While living here, she became a volunteer at Brooke’s Place and discovered she still had a lot of work to do on her own grief journey several years after the massacre that killed 12 students and a teacher. She now works as a school counselor at Columbine.
For two years, Sara Hammerle, 17, has found refuge at Brooke’s Place. She meets twice monthly with a group of teens, all of whom have lost someone dear to them. They have a SnapChat group, a Spotify playlist and an understanding of each other’s pain.
Sara will be another featured speaker at the Legacy of Hope Breakfast. She was just 14 when her sister died. She didn’t think her friends could possibly understand how she felt, but what she discovered was that a lot of other students at Lebanon High School were going through grief of their own. “It really opened my eyes to how people deal with grief,” she said.
For her parents, the support from Brooke’s Place gave them strength when they were at their weakest.
“We all help each other,” Amy said. “Others who were further along in their journey gave us hope that we could walk through this and come out the other side.”

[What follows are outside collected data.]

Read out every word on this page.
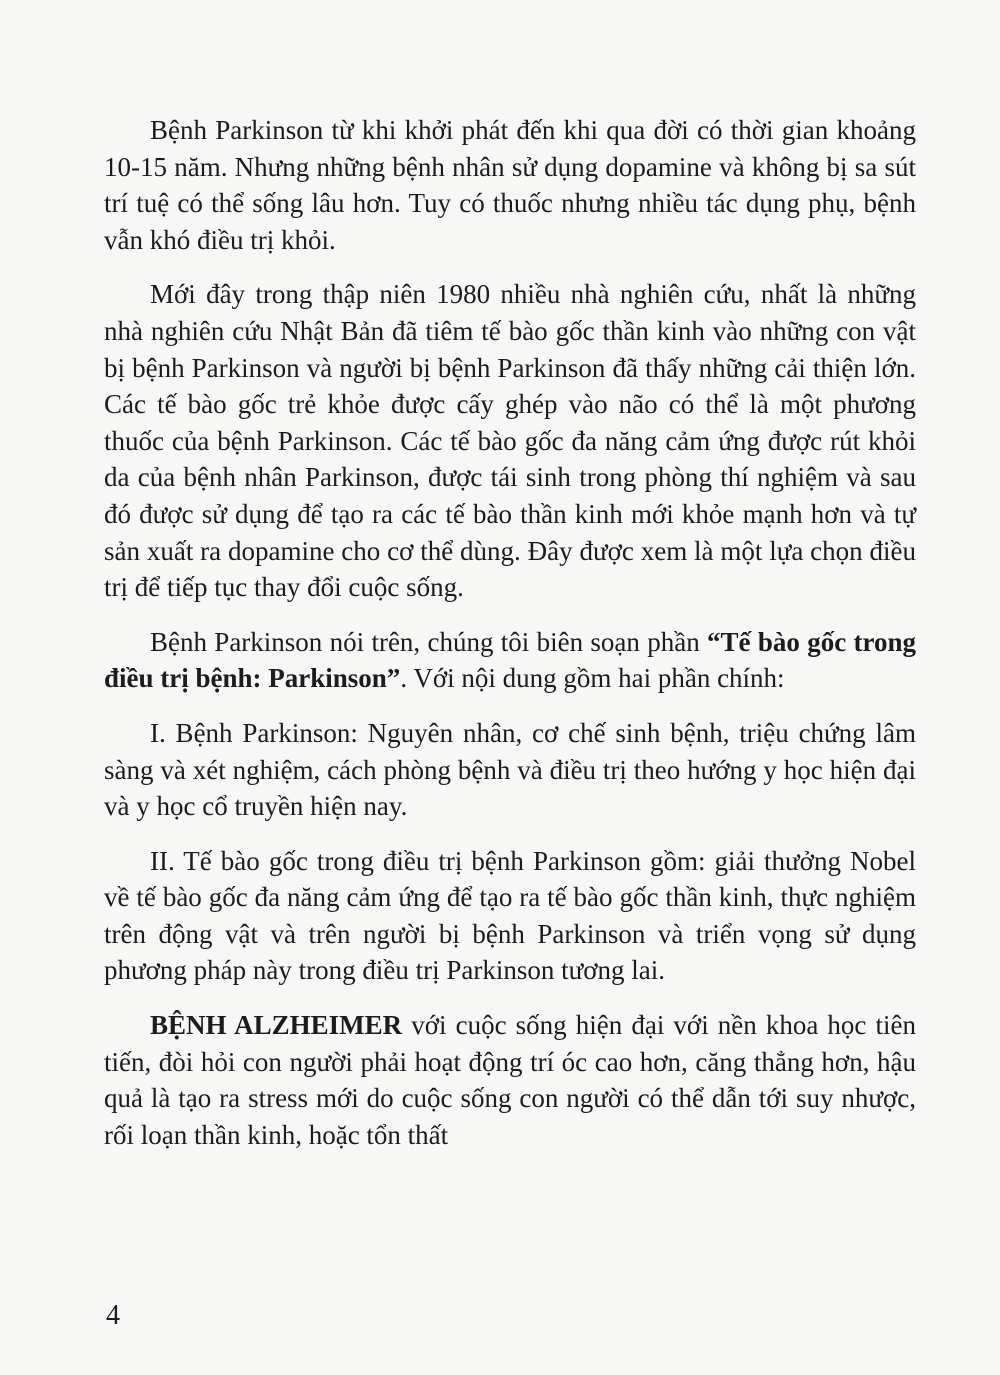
Bệnh Parkinson từ khi khởi phát đến khi qua đời có thời gian khoảng 10-15 năm. Nhưng những bệnh nhân sử dụng dopamine và không bị sa sút trí tuệ có thể sống lâu hơn. Tuy có thuốc nhưng nhiều tác dụng phụ, bệnh vẫn khó điều trị khỏi.

Mới đây trong thập niên 1980 nhiều nhà nghiên cứu, nhất là những nhà nghiên cứu Nhật Bản đã tiêm tế bào gốc thần kinh vào những con vật bị bệnh Parkinson và người bị bệnh Parkinson đã thấy những cải thiện lớn. Các tế bào gốc trẻ khỏe được cấy ghép vào não có thể là một phương thuốc của bệnh Parkinson. Các tế bào gốc đa năng cảm ứng được rút khỏi da của bệnh nhân Parkinson, được tái sinh trong phòng thí nghiệm và sau đó được sử dụng để tạo ra các tế bào thần kinh mới khỏe mạnh hơn và tự sản xuất ra dopamine cho cơ thể dùng. Đây được xem là một lựa chọn điều trị để tiếp tục thay đổi cuộc sống.

Bệnh Parkinson nói trên, chúng tôi biên soạn phần “Tế bào gốc trong điều trị bệnh: Parkinson”. Với nội dung gồm hai phần chính:

I. Bệnh Parkinson: Nguyên nhân, cơ chế sinh bệnh, triệu chứng lâm sàng và xét nghiệm, cách phòng bệnh và điều trị theo hướng y học hiện đại và y học cổ truyền hiện nay.

II. Tế bào gốc trong điều trị bệnh Parkinson gồm: giải thưởng Nobel về tế bào gốc đa năng cảm ứng để tạo ra tế bào gốc thần kinh, thực nghiệm trên động vật và trên người bị bệnh Parkinson và triển vọng sử dụng phương pháp này trong điều trị Parkinson tương lai.

BỆNH ALZHEIMER với cuộc sống hiện đại với nền khoa học tiên tiến, đòi hỏi con người phải hoạt động trí óc cao hơn, căng thẳng hơn, hậu quả là tạo ra stress mới do cuộc sống con người có thể dẫn tới suy nhược, rối loạn thần kinh, hoặc tổn thất

4
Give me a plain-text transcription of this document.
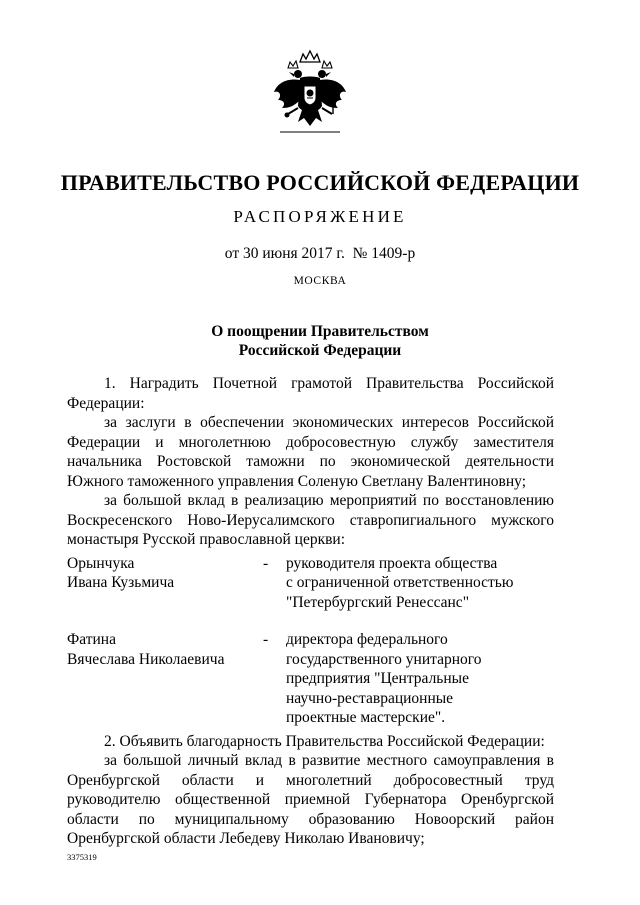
ПРАВИТЕЛЬСТВО РОССИЙСКОЙ ФЕДЕРАЦИИ
РАСПОРЯЖЕНИЕ
от 30 июня 2017 г.  № 1409-р
МОСКВА
О поощрении Правительством
Российской Федерации

1. Наградить Почетной грамотой Правительства Российской Федерации:

за заслуги в обеспечении экономических интересов Российской Федерации и многолетнюю добросовестную службу заместителя начальника Ростовской таможни по экономической деятельности Южного таможенного управления Соленую Светлану Валентиновну;

за большой вклад в реализацию мероприятий по восстановлению Воскресенского Ново-Иерусалимского ставропигиального мужского монастыря Русской православной церкви:

Орынчука
Ивана Кузьмича
-	руководителя проекта общества
с ограниченной ответственностью
"Петербургский Ренессанс"
Фатина
Вячеслава Николаевича
-	директора федерального
государственного унитарного
предприятия "Центральные
научно-реставрационные
проектные мастерские".

2. Объявить благодарность Правительства Российской Федерации:

за большой личный вклад в развитие местного самоуправления в Оренбургской области и многолетний добросовестный труд руководителю общественной приемной Губернатора Оренбургской области по муниципальному образованию Новоорский район Оренбургской области Лебедеву Николаю Ивановичу;

3375319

She and her husband, Rick, now are the veterans in the group. “We’re helping to show others that they can find joy again.”
To keep Megan’s memory alive, the family sponsors a 5k in May, with proceeds funding a scholarship for a Lebanon High School student.
And every June 16 — Megan’s birthday — is #meganhammerleday. Family, friends and strangers are encouraged to do a random act of kindness in her memory.
Brooke’s Place, which serves youth around Central Indiana, will expand to a west-side location by early next year. It also offers programming at community centers and schools. Families receiving support services are asked for a $30 monthly donation, but no one is turned away for financial reasons.